33. The bank’s application for special leave to be allowed to rely upon the two affidavits filed on its behalf without having to produce either deponent for cross-examination is refused. The bank has chosen to join issue with one of the borrowers (Mr. Neligan) on matters which are directly relevant to the grounds upon which he seeks leave to defend the proceedings. The bank’s replying affidavit contains a number of sweeping statements which go well beyond the mere citation of, or comment upon, the content of documents which have been exhibited in the proceedings. Mr Neligan is entitled to cross-examine the deponent on his sweeping statements. Cross-examination will also be allowed in respect of the first deponent because of the link between the two affidavits in terms of exhibited documentation.
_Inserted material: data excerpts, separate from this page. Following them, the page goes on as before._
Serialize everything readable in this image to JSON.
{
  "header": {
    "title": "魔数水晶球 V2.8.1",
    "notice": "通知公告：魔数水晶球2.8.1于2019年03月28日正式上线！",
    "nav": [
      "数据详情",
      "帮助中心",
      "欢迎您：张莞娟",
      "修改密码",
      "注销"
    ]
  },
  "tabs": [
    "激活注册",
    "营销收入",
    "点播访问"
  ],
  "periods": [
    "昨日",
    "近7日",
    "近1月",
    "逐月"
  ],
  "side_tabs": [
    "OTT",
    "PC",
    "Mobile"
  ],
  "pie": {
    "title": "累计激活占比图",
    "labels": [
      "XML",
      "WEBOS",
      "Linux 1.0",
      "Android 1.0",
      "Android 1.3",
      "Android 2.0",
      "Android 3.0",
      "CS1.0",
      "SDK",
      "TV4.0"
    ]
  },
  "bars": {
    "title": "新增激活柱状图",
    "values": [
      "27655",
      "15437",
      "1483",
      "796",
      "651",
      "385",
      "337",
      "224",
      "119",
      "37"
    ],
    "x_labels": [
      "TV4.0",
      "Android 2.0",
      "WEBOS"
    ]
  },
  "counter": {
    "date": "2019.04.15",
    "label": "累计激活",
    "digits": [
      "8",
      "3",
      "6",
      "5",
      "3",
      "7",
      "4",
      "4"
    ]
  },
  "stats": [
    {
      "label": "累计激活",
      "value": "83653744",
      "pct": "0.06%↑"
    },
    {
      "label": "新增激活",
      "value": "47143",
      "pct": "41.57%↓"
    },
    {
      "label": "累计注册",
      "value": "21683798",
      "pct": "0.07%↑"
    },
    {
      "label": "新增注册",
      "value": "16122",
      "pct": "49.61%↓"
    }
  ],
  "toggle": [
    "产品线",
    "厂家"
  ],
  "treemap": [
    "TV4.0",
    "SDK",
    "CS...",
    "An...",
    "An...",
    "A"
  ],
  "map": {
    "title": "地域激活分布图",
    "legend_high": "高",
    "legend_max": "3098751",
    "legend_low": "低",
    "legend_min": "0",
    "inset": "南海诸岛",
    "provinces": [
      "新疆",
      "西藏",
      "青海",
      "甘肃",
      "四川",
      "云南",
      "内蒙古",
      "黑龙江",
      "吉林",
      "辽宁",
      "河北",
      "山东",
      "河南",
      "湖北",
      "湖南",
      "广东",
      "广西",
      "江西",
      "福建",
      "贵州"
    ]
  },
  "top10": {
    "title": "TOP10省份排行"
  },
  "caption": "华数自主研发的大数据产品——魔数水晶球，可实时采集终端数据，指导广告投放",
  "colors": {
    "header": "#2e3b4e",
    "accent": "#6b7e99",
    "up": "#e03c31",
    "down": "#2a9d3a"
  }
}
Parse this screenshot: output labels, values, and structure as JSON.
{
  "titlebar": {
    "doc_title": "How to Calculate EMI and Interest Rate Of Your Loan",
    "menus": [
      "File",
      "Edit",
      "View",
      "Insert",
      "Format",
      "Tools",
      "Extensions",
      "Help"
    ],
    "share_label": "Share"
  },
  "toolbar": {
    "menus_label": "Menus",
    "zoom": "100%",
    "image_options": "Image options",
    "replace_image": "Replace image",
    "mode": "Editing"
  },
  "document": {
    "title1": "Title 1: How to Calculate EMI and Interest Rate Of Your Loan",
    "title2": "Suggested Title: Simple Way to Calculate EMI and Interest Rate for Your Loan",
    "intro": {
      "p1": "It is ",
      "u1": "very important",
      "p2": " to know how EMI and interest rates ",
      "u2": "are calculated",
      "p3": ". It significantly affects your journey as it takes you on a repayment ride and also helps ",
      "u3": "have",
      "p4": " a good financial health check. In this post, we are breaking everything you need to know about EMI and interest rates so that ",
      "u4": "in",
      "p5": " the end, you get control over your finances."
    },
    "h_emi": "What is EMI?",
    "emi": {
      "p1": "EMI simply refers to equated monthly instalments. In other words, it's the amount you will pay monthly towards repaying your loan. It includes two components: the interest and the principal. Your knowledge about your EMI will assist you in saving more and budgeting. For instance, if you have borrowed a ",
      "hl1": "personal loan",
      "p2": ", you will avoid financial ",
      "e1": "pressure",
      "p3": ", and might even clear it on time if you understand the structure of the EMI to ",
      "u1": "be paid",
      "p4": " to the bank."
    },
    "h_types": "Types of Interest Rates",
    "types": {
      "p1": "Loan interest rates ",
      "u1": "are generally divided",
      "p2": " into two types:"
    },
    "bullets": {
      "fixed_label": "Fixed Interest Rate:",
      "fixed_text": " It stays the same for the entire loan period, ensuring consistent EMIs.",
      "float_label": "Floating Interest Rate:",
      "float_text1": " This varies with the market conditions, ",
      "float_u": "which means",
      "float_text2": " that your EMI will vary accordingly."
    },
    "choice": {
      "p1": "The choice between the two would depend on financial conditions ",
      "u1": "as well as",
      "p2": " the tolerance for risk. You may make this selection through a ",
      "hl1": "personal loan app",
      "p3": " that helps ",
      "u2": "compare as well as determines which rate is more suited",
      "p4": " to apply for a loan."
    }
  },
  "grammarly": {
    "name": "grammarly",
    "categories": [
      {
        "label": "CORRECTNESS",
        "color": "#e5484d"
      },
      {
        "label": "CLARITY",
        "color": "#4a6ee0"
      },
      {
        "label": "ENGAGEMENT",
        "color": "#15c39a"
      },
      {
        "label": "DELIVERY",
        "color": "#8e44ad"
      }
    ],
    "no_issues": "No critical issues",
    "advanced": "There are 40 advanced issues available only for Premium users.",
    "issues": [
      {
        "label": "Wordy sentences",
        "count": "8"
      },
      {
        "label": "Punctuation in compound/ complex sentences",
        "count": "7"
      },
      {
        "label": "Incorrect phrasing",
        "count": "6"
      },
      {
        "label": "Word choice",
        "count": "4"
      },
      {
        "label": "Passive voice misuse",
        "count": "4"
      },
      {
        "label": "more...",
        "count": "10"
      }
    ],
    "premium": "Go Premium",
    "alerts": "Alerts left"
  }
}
34. It should be reiterated that this judgment is concerned solely with the application for special leave pursuant to Order 37, rule 2. This is because the defendants had, previously, made a successful objection to a proposal on the part of the bank that both its application for special leave and the application for liberty to enter judgment should be listed together for hearing. This court did not, therefore, have the option open to it of remitting the matter to plenary hearing.
35. Insofar as costs are concerned, the fourth-named defendant, Mr. Neligan, is entitled to his costs under Part 11 of the Legal Services Regulation Act 2015 and Order 99 on the basis that he has been “entirely successful” in resisting the bank’s motion. (This costs order is subject to a stay on execution pending the determination of the proceedings (including any appeal)). No costs order will be made in favour of any of the other defendants in circumstances where, first, they have not served a notice to cross-examine, and, secondly, they did not file, within time, any affidavit in response to the bank’s motion.
36. The proceedings will be listed for mention (remotely) before me on Monday 25 January 2021 at 10.45 am with a view to fixing a hearing date for the application for judgment. If requested to do so, I will arrange for the application for judgment to be heard by another judge.
Result: Leave to dispense with cross-examination refused under Order 37, rule 2.